Here's my "problem": I need to store, in-memory, a huge number of very sparse bit arrays. Those bitsets are "append only" and are to be used mostly for intersections. By huge, I mean as high as 200 000 bit arrays.

The range shall be between [0...16 000 000] for each bitset.

I ran some pre-test with "only" 10 673 bit arrays containing some actual data I've got and got the following results:

  1% of the bit arrays (  106 bit arrays) Hamming weight: at most     1 bit  set
  5% of the bit arrays (  534 bit arrays) Hamming weight: at most     4 bits set
 10% of the bit arrays ( 1068 bit arrays) Hamming weight: at most     8 bits set
 15% of the bit arrays ( 1603 bit arrays) Hamming weight: at most    12 bits set
 20% of the bit arrays ( 2137 bit arrays) Hamming weight: at most    17 bits set
 25% of the bit arrays ( 2671 bit arrays) Hamming weight: at most    22 bits set
 30% of the bit arrays ( 3206 bit arrays) Hamming weight: at most    28 bits set
 35% of the bit arrays ( 3740 bit arrays) Hamming weight: at most    35 bits set
 40% of the bit arrays ( 4274 bit arrays) Hamming weight: at most    44 bits set
 45% of the bit arrays ( 4809 bit arrays) Hamming weight: at most    55 bits set
 50% of the bit arrays ( 5343 bit arrays) Hamming weight: at most    67 bits set
 55% of the bit arrays ( 5877 bit arrays) Hamming weight: at most    83 bits set
 60% of the bit arrays ( 6412 bit arrays) Hamming weight: at most   103 bits set
 65% of the bit arrays ( 6946 bit arrays) Hamming weight: at most   128 bits set
 70% of the bit arrays ( 7480 bit arrays) Hamming weight: at most   161 bits set
 75% of the bit arrays ( 8015 bit arrays) Hamming weight: at most   206 bits set
 80% of the bit arrays ( 8549 bit arrays) Hamming weight: at most   275 bits set
 85% of the bit arrays ( 9083 bit arrays) Hamming weight: at most   395 bits set
 90% of the bit arrays ( 9618 bit arrays) Hamming weight: at most   640 bits set
 95% of the bit arrays (10152 bit arrays) Hamming weight: at most  1453 bits set
 96% of the bit arrays (10259 bit arrays) Hamming weight: at most  1843 bits set
 97% of the bit arrays (10366 bit arrays) Hamming weight: at most  2601 bits set
 98% of the bit arrays (10473 bit arrays) Hamming weight: at most  3544 bits set
 99% of the bit arrays (10580 bit arrays) Hamming weight: at most  4992 bits set
100% of the bit arrays (10687 bit arrays) Hamming weight: at most 53153 bits set

Seen the numbers involved, I obviously need to use compressed bit arrays and that is not an issue: it shall stay easy to deal with seen that the bit arrays are "append only".

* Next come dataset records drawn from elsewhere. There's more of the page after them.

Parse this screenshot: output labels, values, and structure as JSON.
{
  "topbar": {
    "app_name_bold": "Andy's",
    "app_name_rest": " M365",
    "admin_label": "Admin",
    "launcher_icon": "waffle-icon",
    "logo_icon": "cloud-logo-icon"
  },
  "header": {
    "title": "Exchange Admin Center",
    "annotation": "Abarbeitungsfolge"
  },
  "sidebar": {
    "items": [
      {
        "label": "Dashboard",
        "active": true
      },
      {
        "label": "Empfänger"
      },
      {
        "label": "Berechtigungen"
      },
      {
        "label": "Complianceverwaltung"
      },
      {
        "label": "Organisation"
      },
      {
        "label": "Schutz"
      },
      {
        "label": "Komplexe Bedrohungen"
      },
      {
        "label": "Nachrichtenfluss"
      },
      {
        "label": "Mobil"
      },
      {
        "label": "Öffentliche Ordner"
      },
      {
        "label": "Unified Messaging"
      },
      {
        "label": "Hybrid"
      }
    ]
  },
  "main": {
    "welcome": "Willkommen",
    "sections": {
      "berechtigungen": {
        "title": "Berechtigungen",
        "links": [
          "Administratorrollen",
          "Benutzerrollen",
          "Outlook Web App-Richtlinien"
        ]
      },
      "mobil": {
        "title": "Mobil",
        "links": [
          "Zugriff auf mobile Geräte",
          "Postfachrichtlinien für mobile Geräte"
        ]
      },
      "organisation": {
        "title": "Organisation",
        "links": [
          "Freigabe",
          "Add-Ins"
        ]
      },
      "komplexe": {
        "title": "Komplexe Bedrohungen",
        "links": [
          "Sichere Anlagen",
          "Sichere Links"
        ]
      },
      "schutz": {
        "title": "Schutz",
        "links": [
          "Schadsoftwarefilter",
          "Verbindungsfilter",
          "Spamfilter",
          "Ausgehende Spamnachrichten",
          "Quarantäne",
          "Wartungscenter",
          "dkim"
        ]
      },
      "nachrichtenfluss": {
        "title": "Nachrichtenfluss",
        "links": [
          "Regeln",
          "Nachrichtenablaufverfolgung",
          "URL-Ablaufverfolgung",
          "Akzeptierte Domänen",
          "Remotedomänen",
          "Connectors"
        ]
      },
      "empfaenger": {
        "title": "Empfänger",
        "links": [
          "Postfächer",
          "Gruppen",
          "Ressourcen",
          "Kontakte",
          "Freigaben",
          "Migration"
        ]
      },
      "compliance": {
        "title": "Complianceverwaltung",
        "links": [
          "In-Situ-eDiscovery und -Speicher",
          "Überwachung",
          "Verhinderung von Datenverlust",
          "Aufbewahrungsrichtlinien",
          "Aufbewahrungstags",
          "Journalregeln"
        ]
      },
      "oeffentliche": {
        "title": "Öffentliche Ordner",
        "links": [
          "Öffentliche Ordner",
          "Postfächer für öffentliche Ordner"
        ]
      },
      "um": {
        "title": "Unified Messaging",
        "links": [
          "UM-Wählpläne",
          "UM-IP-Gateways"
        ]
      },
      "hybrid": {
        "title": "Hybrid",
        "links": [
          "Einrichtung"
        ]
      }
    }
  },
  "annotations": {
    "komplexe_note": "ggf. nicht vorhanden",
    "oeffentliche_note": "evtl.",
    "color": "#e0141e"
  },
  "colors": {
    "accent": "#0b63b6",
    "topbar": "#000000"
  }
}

The bit array bits that are on are kinda grouped, but not totally. So you'll tend to have several bits on in the same area (but usually not one after another, making RLE kinda not great for bits that are on).

My question is what kind of compression to use?

Now I don't know if I should put my first approach here or in an answer to my own question.

Basically I imagined a "worst case" scenario using a very dumb encoding:

  • 1 bit: if on, the following 5 bits determine how many bits are needed to compute the 'skip', if off, optimization: the following 5 bits determine how many bits are too be taken literally (that is 'on' or 'off', without skipping) [this would only be switched to when determined to be more efficient than the other representation, so when it kicks in, it shall always be an optimization (size-wise)]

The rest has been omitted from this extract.